We see it all. We may even gasp at the sight of something unusual or unusually lovely — but soon we accept it matter-of-factly and we don’t wax lyrical about it!
When my closest friend in school and my sibling left for another continent within a few years of each other, we were constantly in touch and letters flew back and forth. Thus, I had a pretty good idea of their daily routine and their food habits and their studies and work and I knew what changes these had undergone, given the new pressures of life in a different culture altogether.
My parents visited them, and they returned with all kinds of tales and details and descriptions of the flora and fauna of the continent-country that had wended its way southward when Pangaea broke up.
Decades flew by and they were many meetings between us. It became customary for us to share our ideas on relationships, careers, cuisines, and everything else that was a part of our lives — but we didn’t realise that there was something that everyone had failed to mention.
It was only when I travelled to Australia myself that I realised that there had been a gap in all the stories I had heard until then — because no one had ever told me about the splendour of the beautiful birds that were part of the Australian landscape!
Even though I had grown accustomed to the grandeur of the magnificent peacocks strutting around our residential area in the morning, dancing on rooftops and flying from tree to roof and back again, long tails somehow staying aloft as they did so, still — still — I could not get over the sheer variety and the brilliant colours that we saw around us in the birds of Australia.
The crimson rosella (a parrot) seemed to be the most common bird around — and soon became my favourite.

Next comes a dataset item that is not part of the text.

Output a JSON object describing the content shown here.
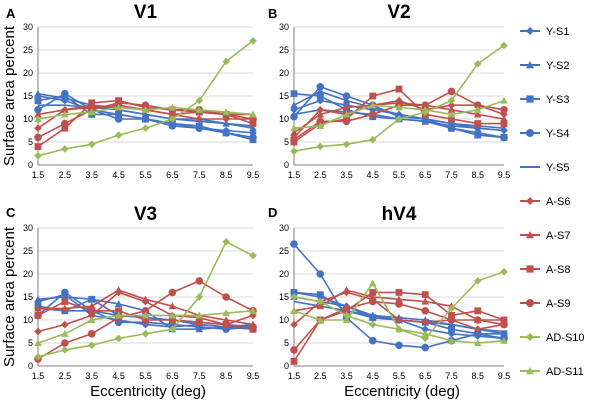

With flashes of bright blue amid its crimson and red feathers to catch our attention, it hopped around everywhere on the grass, flew close to the windows, almost within arm’s reach on many occasions as if it knew it was being admired. Another common bird was the galah cockatoo, not paid much attention to by my now “native” Aussie family and friends, but drawing oohs and aahs from me as it flew past in a beautiful blend of pink and grey.
Just those two birds would have been enough to keep me engaged — but there were so many more. The white cockatoos had me open-mouthed with wonder, but were reported to be destructive and were shooed off by my friends who wanted to preserve their carefully tended fruit trees! Those crests, those beaks, those cries — how different from the mostly green parrots back home in India!
The stately emu, the shy lyre bird, the elusive kookaburra, the fierce cassowary with a look in its reminiscent of the velociraptors of Jurassic Park — there was excitement on a moment-to-moment basis during that short sojourn Down Under, and when we got back to India, we just had to close our eyes and we were back there, marvelling at those gorgeous birds of many-hued feathers.
While floods now ravage eastern Australia, earlier, in Western Australia, fires destroyed the habitat of a huge number of birds — and I wonder, will our friends and family who live there no longer have the luxury of taking the presence of such magnificent birds for granted?
Will they, like us today, miss all those beautiful creatures the way we miss the house sparrow that was once everywhere, chirping busily near us as rice was cleaned or chaff was blown off wheat?